# RMO 2011

1. Let ABC be a triangle. Let D, E, F be points respectively on the segments BC, CA, AB such that AD, BE, CF concur at the point K. Suppose BD / DC = BF / FA and ∠ADB = ∠AFC. Prove that ∠ ABE = ∠ CAD.
2. Let $$(a_1a_2a_3…..a_{2011})$$ be a permutation (that is arearrangement) of the numbers 1, 2, 3 . . . , 2011. Show that there exist two numbers j, k. such that $$1 \le j < k \le 2011$$ and $$|a_{j}-j|=|a_{k}-k|$$.
3. A natural number n is chosen strictly between two consecutive perfect square. The smaller of these two squares is obtained by subtracting k from n and the larger one is obtained by adding l to n. Prove that $$n-kl$$ is a perfect square.
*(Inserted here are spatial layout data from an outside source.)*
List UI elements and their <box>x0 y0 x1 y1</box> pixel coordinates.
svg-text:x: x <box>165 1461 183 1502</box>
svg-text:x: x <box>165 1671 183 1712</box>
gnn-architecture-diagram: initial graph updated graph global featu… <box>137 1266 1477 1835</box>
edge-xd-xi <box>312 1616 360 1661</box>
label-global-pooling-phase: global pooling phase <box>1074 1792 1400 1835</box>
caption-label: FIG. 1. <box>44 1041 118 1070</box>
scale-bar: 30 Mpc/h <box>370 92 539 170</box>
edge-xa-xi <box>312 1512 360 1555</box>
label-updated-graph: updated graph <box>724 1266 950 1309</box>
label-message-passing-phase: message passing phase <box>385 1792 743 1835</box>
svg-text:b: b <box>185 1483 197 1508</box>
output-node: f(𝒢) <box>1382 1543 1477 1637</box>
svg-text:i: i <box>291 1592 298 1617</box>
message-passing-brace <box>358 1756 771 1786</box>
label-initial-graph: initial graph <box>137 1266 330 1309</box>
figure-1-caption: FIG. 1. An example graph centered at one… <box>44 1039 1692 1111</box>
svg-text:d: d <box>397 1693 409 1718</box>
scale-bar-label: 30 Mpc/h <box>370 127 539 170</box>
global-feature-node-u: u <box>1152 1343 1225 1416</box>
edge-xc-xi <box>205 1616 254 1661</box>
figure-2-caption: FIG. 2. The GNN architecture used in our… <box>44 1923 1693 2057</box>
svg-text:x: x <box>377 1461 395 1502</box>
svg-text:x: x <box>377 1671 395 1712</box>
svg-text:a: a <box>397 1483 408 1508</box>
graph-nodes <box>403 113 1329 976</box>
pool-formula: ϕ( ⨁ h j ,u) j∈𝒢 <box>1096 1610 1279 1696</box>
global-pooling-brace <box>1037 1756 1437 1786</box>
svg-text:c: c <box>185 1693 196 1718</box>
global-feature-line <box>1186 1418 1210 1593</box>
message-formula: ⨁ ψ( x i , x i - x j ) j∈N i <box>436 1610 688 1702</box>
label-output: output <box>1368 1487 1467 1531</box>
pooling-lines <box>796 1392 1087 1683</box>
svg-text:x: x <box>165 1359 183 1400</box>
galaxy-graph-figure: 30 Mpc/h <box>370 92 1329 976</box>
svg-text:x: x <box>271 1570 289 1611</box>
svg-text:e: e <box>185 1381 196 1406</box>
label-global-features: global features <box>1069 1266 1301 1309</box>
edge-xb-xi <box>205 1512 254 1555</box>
4. Consider a 20-sided convex polygon K, with vertice $$A_1,A_2,….,A_{20}$$ in that order. Find the number of ways in which three sides of K can be chosen so that every pair among them has at least two sides of K between them. (For example $$A_1A_2, A_4A_5, A_{11}A_{12}$$ is an admissible triple while $$A_1A_2, A_4A_5, A_{19}A_{20}$$ is not).
5. Let ABC be a triangle and let $$BB_1,CC_1$$ be respectively the bisectors of ∠ B, ∠ C with $$B_1$$ on AC and $$C_1$$ on AB. Let E, F be the feet of perpendiculars drawn from A onto $$BB_1,CC_1$$ respectively. Suppose D is the point at which the incircle of ABC touches AB. Prove that AD = EF.
6. Find all pairs (x, y) of real numbers such that $$16^{x^2+y}+16^{x+y^2}=1$$.